We are taught to chase perfection when writing code or creating a program. To write functions that act when things fail layered with more functions that can act when the first layer of defence fails. Over the years such practices have ensured that users never get a look into the other side of the wall even when things do not go as planned, practically endangering the glitch. I never gave that a second thought until I read Rosa Menkman’s Glitch Studies Manifesto that revealed an upside to a glitch in a program that I would not have thought of before. Describing noise as a “disturbance, break or addition within the signal of useful data” highlighted how it’s only thought of as a useless disturbance that we need to get rid of. Ignoring it’s potential in revealing hidden structures and challenge the norms entrusted upon us in modern technology. Using the glitch as a critique of this move away from noise which created a consumerist culture where we constantly crave newer devices that are more deprived of noise than the ones that came before them.

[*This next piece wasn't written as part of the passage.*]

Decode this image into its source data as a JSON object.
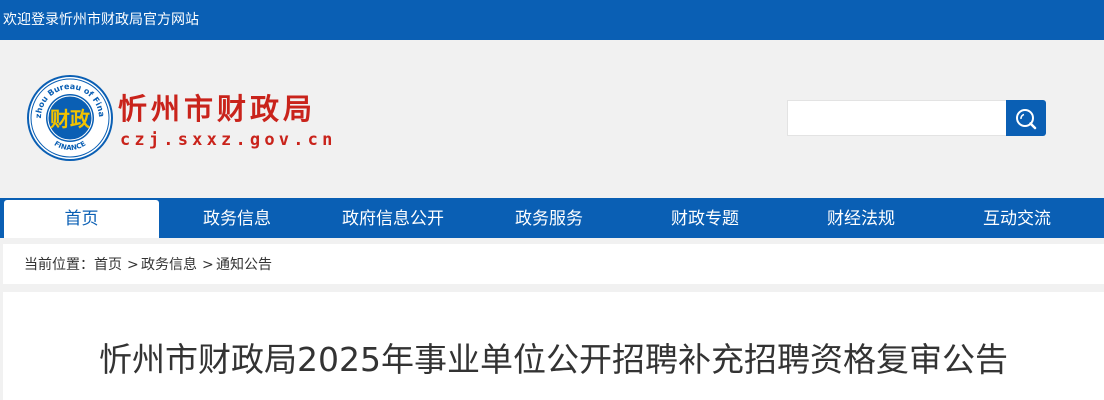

While I do still understand the desire for noiseless devices, this process of thinking did help me appreciate the noise more. And with the rise in demand for older digital camera and different vintage devices I see on social media now, I’d say there is an overall shift towards the noise in an attempt to reclaim the technological sphere. Artists taking the concept of the glitch and constructing it into their work is another form of reclamation of control over not just technology but also economic and political hierarchies. Taking a glitch and encoding it into a work can be seen as creating structure out of an unstructured phenomenon where you create “a new protocol after shattering an earlier one”. However, the discussion of how this is not the case for the viewer that still view the glitch art as an unexpected disturbance highlights how the world is all about perception, where the creator of the work will now see structure the viewer will still experience the essence of the glitch. Similarly every interaction with technology, whether it’s an orderly interaction or one muddled with noise, is shaped by the perception of the viewer who decides whether this is what a perfect program is.